Look around. Two-thirds of the people you know in the tech sector might make a job move in 2020.
During my 25 years in the technology field, I worked the help desk for a technical auditing firm, I was a Lotus Notes developer and I’ve been blessed to reinvent my current job for the better part of 15 years while working alongside nine different bosses at the company. I’m also the definition of “job changer” – before I set my sights on a career in tech, I had a gig driving a horse-drawn buggy along Chicago’s Magnificent Mile where my most memorable patron was Telly Savalas!
So, we can chalk up tech job hopping to the way it’s always been or admit there are larger issues at play and start fixing them.
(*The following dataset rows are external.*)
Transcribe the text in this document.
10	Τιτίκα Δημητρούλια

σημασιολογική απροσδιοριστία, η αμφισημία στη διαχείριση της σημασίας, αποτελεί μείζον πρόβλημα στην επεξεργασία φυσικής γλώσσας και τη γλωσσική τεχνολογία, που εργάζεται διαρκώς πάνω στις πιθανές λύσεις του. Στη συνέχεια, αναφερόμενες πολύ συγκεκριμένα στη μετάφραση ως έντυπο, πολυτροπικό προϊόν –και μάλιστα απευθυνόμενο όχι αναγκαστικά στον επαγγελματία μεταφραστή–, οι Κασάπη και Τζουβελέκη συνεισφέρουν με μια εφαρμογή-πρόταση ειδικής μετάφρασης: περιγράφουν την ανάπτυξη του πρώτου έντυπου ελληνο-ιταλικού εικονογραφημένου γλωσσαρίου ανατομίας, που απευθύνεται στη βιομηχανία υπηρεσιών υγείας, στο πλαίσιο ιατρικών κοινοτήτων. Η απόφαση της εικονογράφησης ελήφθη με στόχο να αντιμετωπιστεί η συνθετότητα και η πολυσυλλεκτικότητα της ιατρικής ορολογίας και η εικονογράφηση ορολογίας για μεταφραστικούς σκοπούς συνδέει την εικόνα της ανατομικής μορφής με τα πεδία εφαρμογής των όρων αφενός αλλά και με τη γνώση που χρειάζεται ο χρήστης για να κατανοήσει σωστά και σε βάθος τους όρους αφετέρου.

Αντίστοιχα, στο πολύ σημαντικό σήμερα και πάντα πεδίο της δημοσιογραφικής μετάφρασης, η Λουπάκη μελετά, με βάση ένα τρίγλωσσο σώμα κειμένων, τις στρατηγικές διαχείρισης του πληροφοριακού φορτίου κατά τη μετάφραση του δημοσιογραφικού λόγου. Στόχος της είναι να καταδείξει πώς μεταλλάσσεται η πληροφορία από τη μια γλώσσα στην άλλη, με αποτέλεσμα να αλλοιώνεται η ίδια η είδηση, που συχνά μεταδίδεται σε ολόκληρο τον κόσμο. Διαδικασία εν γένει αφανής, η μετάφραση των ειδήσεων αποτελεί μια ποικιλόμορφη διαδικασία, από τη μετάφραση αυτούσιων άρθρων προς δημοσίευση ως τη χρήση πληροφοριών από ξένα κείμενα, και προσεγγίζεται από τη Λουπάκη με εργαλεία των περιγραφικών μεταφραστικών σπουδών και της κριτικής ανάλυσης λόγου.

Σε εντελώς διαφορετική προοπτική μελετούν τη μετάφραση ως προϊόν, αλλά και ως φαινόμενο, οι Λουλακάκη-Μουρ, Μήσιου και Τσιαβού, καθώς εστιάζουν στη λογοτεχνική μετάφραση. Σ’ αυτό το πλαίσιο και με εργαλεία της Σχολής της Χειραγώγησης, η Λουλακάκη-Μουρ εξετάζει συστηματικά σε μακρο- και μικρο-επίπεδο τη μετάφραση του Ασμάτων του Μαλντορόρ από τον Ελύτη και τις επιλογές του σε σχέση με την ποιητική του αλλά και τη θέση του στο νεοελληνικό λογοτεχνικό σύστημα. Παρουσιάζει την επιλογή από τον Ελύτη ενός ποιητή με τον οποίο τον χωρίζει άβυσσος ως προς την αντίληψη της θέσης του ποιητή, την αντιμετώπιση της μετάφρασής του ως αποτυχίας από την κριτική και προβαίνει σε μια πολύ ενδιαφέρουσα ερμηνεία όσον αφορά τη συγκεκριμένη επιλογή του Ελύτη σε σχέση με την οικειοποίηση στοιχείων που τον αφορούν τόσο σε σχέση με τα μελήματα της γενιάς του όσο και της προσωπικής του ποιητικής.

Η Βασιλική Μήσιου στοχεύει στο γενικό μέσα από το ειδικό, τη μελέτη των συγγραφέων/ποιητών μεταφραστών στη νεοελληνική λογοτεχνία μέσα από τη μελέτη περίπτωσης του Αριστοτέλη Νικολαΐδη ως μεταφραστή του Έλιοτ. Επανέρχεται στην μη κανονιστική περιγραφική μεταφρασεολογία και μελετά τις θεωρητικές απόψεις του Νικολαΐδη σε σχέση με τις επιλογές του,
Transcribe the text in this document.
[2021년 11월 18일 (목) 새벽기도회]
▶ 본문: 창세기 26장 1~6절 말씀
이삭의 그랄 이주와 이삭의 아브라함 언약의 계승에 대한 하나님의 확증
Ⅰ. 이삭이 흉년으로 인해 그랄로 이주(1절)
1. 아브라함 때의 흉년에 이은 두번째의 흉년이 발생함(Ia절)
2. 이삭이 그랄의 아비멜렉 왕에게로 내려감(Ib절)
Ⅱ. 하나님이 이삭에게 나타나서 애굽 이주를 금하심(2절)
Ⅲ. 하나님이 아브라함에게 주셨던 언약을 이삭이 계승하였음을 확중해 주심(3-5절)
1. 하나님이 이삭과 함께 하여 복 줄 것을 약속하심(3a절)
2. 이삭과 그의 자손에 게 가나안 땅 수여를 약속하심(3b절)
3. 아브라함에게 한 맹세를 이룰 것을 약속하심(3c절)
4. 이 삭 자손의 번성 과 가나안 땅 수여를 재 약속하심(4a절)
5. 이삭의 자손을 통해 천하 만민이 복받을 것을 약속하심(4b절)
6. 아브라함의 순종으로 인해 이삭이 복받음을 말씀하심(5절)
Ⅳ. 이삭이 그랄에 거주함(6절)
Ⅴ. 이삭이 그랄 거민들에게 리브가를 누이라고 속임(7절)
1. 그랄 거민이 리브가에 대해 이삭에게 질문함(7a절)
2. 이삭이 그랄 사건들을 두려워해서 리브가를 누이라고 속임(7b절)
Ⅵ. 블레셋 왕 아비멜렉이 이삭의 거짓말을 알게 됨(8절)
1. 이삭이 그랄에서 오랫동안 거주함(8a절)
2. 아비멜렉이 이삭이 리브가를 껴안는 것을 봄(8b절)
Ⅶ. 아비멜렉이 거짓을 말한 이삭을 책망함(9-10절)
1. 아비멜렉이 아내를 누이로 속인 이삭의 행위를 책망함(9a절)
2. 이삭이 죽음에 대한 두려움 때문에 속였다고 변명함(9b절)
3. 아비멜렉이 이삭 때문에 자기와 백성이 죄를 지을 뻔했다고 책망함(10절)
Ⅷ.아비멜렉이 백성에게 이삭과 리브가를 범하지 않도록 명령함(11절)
ISACA, a global, non-profit association that works to advance the positive potential of technology, surveyed 3,587 tech professionals from 126 countries on topics ranging from retention to career negotiations. The survey, Tech Workforce 2020: The Age and Gender Perception Gap, found that 70% of technology professionals would consider changing jobs within the next two years and are considered “in play” for recruitment. While the majority of business technology professionals are getting rewarded with raises and/or promotions (2/3) and have very high job satisfaction – despite high stresses associated with their jobs – two-thirds of tech professionals believe they are limited in accessing career opportunities and have reached seniority that prevents an upward career path. And surprisingly, a quarter of business tech professionals don’t know what they need to do to advance in their careers.
Lightbulb moment: We must do better at all levels of our organizations to communicate and support career growth opportunities.
Group Leaders Create Connection
As a seasoned leader, I realize that doing so becomes less about my individual skillset, and more about fostering connections and coaching the team to their potential so staff can guide other team members. But frankly, I didn’t realize that overnight. Early on in management, I sought out my own coach to challenge my thinking. She encouraged me to consider how other people on the team experienced me. I discovered I had some things to hone to become a better manager. This type of fearless and moral inventory helped me focus on creating a connected team culture of working in service to one another.
Over the years I’ve found there really is no replacement for in-person connection when it comes to creating work culture. The ISACA survey also found that out-of-office meetups mitigate burnout and on-the-job stress. With 64% of tech pros reporting burnout or stress in their current roles, it’s imperative I understand what motivates staff to stay. I aim to meet my local team in-person quarterly and my multi-state team a few times a year. These meet-ups are simple and very social, such as lunch at Chicago’s Navy Pier, or a fun afternoon of ping pong. But the purpose is strategic – facilitate team engagement, do a pulse check on how team members feel about their work, and ensure I’m consistently investing coaching time to enhance team culture.
Managers as Mentors
Frontline managers often have the best access to mentor staff such as by providing guidance on personal career planning, identifying employee motivations and drawing out employee questions or concerns. Furthermore, these recurring manager/employee conversations result in more symbiotic communication that helps managers identify and advocate for employee experiences that reinforce staff desire to stay. My industry colleague, Natasha Barnes, a Senior Manager, within Protiviti’s Internal Audit and Financial Advisory solution, calls herself an “older millennial” and says several younger professionals have asked her for guidance on career conversations. Natasha identifies preparation staff should undertake to plan for a career and salary negotiation tailored to their interests. But she also stresses the importance of networking with colleagues, sharing knowledge internally and externally, and knowing company career pathways.
Realistically, when you take the time to mentor a millennial, you’re likely coaching a digital native – someone who grew up during the age of mainstream digital technology. As digital natives increasingly ascend into leadership positions, we can expect them to become the most digitally savvy leaders and board members that organizations have known. According to ISACA’s Next Decade of Tech: Envisioning the 2020s research, due to the ascent of digital natives in the 2020s 54% of boards will be more digitally savvy and 56% will be more proactive about deploying emerging technologies. These digital natives will clearly impact enterprise culture, so let’s mentor them now.
Employees – Build Your Wheelhouse Too
As an employee, you need to find a circle of trusted peer advisors as early in your career as possible. Aim for experienced professionals in the same or similar industry who can provide advice ranging from how to work with a challenging staffer to managing work-related stress. And the wheelhouse should include at least one trusted peer in your own organization who will always tell it like it is, even when the truth hurts. This is the person you can ask tough questions to, like: What could I improve upon in the workplace? True growth isn’t possible without these insights, so get ready to listen and make some changes.
Together we can raise the bar and truly understand why employees stay and why they leave in today’s heavily recruited and in-demand business technology workforce.